He winds up with other well-heeled Bangladeshis and rich foreigners at The Holey Artisan Cafe, dining with two young and very modern female companions. One is even wearing short shorts in majority Muslim Bangladesh.
When the attack begins, almost anyone looking European, Chinese or Japanese or Hindi is shot.
“Kill all those who are not Bangladeshi Muslims,” Nibras decrees (the film is in a mix of English and Hindi with English subtitles). And so it is.
Those taken hostage aren’t exactly “safe,” with some of the trigger-happy killers demanding that one man drop his pants to “prove” his faith, others ordered to “recite any surah.”

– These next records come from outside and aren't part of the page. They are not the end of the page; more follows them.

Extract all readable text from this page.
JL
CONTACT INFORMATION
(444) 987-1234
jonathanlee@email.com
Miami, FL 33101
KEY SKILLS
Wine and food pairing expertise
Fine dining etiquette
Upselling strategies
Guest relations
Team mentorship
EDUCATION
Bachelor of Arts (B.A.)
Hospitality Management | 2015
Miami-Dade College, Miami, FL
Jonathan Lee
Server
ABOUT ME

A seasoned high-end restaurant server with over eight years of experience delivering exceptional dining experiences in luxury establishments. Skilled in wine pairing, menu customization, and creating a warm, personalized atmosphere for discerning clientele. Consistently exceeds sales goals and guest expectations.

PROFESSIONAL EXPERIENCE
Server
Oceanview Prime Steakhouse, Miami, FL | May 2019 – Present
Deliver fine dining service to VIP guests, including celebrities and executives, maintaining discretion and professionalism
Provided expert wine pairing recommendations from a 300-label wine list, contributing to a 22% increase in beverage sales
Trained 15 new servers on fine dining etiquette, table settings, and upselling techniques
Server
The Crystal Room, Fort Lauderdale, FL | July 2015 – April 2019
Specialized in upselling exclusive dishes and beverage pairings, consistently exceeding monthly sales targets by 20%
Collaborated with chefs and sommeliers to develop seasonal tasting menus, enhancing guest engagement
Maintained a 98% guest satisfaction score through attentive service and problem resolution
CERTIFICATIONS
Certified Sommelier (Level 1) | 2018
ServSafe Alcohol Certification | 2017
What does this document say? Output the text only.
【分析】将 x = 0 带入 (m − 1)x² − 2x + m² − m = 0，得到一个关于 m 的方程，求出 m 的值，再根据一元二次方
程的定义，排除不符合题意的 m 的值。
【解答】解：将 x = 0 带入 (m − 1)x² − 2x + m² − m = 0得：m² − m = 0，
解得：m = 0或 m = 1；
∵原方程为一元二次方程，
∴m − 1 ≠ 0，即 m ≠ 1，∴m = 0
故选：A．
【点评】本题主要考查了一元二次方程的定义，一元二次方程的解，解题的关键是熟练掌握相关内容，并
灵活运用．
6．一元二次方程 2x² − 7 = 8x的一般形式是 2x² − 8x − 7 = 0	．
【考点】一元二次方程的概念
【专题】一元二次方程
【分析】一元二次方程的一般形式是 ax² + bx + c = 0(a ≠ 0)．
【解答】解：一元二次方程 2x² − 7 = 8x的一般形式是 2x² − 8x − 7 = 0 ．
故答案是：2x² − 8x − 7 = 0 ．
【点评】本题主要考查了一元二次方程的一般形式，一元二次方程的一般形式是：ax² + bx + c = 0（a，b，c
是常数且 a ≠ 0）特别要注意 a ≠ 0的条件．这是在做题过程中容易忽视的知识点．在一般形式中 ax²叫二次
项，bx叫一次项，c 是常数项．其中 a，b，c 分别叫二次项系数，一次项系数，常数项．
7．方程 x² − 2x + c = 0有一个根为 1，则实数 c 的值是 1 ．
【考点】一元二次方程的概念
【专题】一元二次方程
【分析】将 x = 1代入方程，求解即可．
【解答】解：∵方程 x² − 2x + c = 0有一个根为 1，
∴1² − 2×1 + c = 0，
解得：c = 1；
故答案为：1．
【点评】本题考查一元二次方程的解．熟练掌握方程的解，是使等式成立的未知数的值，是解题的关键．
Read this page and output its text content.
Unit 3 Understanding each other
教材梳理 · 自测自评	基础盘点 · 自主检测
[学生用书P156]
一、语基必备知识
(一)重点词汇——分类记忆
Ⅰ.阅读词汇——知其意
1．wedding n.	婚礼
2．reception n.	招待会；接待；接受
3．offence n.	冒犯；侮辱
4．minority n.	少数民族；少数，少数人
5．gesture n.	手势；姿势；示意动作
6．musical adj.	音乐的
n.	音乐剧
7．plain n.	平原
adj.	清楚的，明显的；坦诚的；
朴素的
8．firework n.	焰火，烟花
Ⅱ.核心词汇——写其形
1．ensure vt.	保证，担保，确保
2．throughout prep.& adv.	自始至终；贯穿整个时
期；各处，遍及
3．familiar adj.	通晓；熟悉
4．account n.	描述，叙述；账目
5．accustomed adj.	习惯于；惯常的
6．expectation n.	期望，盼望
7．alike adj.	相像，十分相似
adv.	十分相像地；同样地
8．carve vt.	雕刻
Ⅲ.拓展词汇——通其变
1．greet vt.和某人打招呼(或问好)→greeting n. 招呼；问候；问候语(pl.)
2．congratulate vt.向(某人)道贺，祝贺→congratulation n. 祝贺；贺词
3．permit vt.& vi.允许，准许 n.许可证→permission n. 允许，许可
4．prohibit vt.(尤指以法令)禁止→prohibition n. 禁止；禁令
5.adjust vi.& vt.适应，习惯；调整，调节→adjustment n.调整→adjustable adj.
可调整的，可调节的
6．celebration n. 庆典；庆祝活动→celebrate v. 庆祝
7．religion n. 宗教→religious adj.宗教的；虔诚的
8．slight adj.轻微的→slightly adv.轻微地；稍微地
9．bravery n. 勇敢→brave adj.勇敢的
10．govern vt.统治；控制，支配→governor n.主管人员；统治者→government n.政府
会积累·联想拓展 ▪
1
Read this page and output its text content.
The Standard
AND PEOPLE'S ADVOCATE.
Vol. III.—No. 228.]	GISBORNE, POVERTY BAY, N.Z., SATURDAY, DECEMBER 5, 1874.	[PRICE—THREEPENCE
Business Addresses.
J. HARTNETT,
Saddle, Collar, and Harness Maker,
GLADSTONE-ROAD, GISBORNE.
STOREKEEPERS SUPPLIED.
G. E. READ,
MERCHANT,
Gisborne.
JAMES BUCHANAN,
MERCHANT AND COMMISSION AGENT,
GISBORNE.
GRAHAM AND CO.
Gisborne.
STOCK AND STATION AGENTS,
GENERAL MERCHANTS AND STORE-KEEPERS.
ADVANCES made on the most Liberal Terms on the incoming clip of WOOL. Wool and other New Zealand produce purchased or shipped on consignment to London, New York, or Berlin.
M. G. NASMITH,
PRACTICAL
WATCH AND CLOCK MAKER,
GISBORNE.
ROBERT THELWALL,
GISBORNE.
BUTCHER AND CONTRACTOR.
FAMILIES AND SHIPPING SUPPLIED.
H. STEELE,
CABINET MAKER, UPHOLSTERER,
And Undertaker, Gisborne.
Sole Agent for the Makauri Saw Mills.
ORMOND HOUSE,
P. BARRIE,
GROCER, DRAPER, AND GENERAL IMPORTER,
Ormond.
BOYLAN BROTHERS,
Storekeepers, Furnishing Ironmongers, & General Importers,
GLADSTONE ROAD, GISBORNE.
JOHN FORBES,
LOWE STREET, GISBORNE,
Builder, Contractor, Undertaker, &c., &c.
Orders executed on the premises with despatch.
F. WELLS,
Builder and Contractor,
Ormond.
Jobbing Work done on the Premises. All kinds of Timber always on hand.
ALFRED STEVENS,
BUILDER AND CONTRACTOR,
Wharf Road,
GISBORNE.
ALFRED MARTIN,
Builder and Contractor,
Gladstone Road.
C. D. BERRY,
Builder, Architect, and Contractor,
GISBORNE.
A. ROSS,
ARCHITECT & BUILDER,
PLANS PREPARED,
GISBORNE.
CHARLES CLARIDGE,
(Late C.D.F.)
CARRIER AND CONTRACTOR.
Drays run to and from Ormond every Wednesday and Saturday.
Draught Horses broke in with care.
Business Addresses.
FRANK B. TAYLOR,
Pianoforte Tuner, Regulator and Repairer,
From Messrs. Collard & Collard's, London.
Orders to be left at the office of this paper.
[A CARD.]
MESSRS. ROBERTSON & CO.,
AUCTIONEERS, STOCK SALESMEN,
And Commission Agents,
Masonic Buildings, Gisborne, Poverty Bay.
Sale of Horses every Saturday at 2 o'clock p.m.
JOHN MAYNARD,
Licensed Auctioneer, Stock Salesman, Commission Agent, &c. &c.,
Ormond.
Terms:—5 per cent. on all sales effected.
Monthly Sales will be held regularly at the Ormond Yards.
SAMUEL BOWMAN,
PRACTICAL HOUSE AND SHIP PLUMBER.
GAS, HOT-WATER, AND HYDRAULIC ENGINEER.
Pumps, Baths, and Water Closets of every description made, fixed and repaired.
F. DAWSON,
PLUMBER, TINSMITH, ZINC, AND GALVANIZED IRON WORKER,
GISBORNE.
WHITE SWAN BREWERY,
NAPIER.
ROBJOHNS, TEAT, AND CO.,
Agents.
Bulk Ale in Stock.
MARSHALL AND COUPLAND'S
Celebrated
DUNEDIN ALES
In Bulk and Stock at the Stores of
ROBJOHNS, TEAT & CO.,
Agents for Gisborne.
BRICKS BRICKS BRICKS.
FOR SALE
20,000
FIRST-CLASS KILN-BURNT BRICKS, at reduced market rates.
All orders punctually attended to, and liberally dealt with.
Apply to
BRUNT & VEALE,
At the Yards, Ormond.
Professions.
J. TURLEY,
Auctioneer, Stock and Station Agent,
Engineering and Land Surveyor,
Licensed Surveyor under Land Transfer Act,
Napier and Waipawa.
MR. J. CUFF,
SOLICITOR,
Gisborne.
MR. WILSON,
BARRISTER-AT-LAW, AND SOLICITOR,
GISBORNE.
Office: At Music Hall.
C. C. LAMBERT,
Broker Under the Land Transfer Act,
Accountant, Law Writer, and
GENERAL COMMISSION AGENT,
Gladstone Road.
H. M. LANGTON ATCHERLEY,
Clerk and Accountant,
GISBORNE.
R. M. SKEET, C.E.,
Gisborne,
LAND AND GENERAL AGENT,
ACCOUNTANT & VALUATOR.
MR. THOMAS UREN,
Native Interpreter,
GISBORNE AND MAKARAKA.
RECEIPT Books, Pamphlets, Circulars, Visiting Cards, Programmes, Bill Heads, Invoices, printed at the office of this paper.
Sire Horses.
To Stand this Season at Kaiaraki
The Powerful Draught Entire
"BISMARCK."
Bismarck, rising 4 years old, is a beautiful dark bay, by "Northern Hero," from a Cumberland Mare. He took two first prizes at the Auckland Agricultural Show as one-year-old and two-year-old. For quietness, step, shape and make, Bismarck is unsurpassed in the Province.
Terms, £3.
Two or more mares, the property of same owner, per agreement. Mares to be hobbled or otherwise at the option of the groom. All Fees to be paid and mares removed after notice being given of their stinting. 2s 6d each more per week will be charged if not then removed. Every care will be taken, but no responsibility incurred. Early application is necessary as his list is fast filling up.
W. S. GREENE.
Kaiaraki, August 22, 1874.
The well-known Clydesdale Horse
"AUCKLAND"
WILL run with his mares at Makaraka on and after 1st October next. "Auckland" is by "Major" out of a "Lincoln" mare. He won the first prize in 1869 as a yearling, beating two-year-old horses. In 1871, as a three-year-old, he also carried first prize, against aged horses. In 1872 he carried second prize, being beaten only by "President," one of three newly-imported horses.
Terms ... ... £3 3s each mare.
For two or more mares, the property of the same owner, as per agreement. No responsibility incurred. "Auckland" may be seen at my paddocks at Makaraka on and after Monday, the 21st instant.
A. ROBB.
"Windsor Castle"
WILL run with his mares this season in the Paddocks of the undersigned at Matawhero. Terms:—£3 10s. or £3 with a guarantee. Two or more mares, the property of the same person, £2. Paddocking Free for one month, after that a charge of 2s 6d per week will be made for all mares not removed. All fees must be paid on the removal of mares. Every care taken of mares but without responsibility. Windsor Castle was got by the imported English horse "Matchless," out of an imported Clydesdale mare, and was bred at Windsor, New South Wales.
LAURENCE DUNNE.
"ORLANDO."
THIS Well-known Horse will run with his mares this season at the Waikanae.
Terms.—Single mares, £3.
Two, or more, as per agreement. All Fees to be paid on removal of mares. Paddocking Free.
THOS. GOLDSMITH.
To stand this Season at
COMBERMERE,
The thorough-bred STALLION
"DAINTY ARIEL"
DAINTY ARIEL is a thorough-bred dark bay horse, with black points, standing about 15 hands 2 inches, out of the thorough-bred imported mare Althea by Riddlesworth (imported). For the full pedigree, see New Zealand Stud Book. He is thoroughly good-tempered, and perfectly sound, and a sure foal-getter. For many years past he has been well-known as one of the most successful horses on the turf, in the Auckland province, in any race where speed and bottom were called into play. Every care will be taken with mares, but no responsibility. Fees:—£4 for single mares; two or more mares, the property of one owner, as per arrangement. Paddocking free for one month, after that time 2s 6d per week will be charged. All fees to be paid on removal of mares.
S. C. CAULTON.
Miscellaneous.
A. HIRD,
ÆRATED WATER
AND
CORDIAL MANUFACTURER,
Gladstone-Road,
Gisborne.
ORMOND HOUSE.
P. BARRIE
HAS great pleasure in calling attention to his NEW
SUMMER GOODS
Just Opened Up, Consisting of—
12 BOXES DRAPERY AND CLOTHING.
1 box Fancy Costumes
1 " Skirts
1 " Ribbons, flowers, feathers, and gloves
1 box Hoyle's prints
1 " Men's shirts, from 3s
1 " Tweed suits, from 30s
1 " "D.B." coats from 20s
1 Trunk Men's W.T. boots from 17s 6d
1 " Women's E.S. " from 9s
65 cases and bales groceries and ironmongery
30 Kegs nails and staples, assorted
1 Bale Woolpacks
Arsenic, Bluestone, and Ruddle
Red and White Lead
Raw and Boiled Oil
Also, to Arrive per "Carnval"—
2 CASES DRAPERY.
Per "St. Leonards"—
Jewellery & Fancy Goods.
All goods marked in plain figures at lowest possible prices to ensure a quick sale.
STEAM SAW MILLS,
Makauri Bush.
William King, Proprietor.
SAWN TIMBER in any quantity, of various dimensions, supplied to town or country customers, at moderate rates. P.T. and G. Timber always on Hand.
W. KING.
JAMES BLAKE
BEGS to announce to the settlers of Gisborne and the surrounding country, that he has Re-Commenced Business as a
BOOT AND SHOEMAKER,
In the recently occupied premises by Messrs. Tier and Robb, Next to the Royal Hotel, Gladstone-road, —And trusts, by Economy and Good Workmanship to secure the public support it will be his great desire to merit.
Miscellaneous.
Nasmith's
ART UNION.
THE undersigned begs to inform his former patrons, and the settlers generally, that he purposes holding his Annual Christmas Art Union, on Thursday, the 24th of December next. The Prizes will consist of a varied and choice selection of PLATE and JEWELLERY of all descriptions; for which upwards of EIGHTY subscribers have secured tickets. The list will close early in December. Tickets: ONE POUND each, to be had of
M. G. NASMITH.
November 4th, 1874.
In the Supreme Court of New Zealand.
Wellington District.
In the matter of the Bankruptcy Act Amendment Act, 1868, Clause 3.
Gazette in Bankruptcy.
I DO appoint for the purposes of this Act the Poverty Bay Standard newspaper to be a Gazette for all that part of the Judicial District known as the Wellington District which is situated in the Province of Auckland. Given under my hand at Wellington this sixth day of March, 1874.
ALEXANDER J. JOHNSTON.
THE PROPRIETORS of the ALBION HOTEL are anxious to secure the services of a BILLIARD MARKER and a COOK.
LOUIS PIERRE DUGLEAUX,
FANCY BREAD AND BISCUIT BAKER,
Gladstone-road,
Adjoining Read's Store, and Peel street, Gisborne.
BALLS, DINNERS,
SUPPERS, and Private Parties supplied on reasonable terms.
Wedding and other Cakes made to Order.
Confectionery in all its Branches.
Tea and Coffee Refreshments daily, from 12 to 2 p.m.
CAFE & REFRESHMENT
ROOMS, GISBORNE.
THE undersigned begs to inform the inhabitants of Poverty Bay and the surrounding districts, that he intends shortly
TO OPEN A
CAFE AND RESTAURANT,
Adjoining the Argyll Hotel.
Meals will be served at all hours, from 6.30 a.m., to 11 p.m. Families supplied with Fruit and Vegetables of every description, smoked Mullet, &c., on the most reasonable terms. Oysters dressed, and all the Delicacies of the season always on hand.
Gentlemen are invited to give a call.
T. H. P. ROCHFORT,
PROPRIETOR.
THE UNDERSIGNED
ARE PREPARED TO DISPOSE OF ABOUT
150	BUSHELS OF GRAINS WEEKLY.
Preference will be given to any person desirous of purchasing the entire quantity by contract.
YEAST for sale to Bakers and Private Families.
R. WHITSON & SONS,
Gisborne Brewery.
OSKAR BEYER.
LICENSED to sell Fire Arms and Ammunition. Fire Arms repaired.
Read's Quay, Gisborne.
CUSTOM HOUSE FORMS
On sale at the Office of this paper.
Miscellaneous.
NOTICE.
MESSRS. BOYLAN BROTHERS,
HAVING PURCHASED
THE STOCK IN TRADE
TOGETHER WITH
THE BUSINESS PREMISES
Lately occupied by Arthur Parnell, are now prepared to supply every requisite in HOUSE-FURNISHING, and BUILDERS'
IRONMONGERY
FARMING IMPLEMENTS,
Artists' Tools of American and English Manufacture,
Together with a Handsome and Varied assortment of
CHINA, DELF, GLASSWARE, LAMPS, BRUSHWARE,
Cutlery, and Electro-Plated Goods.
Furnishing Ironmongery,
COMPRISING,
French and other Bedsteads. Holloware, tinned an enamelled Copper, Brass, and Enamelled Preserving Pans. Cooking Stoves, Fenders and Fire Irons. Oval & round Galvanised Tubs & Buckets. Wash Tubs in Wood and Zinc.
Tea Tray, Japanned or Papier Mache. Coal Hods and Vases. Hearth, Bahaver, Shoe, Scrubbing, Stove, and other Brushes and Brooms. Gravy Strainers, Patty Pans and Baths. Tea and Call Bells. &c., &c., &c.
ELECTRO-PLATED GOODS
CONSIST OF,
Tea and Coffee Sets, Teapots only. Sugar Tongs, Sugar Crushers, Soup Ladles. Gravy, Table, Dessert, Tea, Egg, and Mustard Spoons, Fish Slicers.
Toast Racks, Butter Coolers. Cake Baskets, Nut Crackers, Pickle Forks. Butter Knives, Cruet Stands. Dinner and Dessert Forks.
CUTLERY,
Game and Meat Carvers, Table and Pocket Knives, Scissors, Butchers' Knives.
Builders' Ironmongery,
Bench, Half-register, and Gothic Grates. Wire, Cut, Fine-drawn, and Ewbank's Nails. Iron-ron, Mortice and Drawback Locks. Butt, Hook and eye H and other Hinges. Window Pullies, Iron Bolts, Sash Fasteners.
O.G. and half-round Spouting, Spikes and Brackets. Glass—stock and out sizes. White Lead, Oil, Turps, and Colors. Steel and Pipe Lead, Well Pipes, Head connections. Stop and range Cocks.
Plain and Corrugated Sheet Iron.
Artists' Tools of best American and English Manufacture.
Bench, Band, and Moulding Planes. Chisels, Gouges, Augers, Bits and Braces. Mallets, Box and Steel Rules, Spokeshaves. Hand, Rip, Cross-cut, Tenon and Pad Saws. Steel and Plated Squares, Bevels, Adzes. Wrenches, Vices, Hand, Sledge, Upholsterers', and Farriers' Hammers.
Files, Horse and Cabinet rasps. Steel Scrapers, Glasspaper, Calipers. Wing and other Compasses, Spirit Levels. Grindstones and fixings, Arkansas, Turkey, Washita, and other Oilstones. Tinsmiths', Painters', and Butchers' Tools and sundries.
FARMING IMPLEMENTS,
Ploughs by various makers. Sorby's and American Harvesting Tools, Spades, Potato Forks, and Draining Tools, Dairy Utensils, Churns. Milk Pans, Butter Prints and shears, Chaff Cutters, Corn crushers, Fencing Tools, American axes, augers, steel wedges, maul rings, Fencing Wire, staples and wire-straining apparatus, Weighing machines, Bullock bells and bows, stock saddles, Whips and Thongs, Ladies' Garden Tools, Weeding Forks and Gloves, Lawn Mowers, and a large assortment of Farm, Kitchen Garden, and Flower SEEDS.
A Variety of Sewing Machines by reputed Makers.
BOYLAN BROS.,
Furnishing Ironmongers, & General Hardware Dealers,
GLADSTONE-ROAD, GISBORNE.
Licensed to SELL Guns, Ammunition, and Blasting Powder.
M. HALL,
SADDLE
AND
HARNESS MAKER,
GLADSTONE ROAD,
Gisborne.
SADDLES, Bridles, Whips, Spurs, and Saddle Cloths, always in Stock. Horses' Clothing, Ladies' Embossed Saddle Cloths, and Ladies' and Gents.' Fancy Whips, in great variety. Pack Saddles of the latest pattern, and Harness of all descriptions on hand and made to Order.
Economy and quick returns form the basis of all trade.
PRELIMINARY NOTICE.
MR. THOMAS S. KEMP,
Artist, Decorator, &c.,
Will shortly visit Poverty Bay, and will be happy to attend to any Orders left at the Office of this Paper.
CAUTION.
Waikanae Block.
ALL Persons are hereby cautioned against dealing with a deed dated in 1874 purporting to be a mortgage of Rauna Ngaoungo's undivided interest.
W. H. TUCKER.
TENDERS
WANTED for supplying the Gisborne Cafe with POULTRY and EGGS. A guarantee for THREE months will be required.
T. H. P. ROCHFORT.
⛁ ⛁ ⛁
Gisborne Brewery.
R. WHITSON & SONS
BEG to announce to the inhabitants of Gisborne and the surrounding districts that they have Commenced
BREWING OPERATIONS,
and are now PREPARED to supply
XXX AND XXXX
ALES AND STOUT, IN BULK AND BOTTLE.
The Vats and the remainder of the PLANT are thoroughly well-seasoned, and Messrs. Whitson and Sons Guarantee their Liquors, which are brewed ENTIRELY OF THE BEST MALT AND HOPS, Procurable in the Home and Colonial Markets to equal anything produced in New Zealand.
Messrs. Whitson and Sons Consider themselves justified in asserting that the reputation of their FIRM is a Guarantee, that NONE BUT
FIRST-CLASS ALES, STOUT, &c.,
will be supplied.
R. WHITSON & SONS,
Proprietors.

Faraaz is recognized as a “Prince of Bangladesh,” and offered the chance to leave. But his lady friends are not, so he refuses.
Outside, the police are alerted and stumble into a situation they don’t have the “gear” or the experience to handle and get themselves shot up. “Twelve” officers are slaughtered in the film, only two in the actual event. Perhaps that higher death count is meant to placate via “sacrifice” the incompetence depicted in the police leadership — Danih Iqbal plays the arrogant, trigger-happy police commisioner — and chain of command.
And Faraaz’s panicked mother gathers with the other relatives to demand action and call in favors to get it.
The action sequences are well-handled, and it’s standard operating procedure to show such incidents from these different points of view.
But the “debates” over “Your Islam” and “My Islam” are so on-the-nose as to make one question their veracity. Was Faraaz really this outspoken and ready to argue with armed rednecks who hated his very entitled existence?
As the movie has taken other liberties, you have to wonder. And that’s a stupid distraction to build into your thriller. If you’re depicting public officials as incompetent, changing their names isn’t really a proper cover. And were they incompetent? Don’t know that, either.
The cops, SWAT and Army turf wars are played almost for laughs, and their lack of urgency about this emergency robs the story of much of its power and pacing.
Even Faraaz’s point of view scenes are limited, as if the filmmakers didn’t want to tread on his legacy, no matter what they might have found out researching the script, which is based on a book by Nuruzzaman Labu.
“The myth” is what’s most important and the reason for “Faraaz” being made. But there’s a lot more going on here than him wondering “How brainwashed are you?” if he or anyone else staring down five AK-47s and grenades ever said that. In “Faraaz,” we just don’t know, and we kind of want to find out.
Rating: TV-MA, graphic violence, profanity
Cast: Zahan Kapoor, Aditya Rawal, Juhi Babbar, Sachin Lalwani, Nitin Goel, Danih Iqbal and Kaushik Chakraborty
Credits: Directed by Hansal Mehta, scripted by Raghav Kakkar, Kashyap Kapoor and Ritesh Shah. A Netflix release.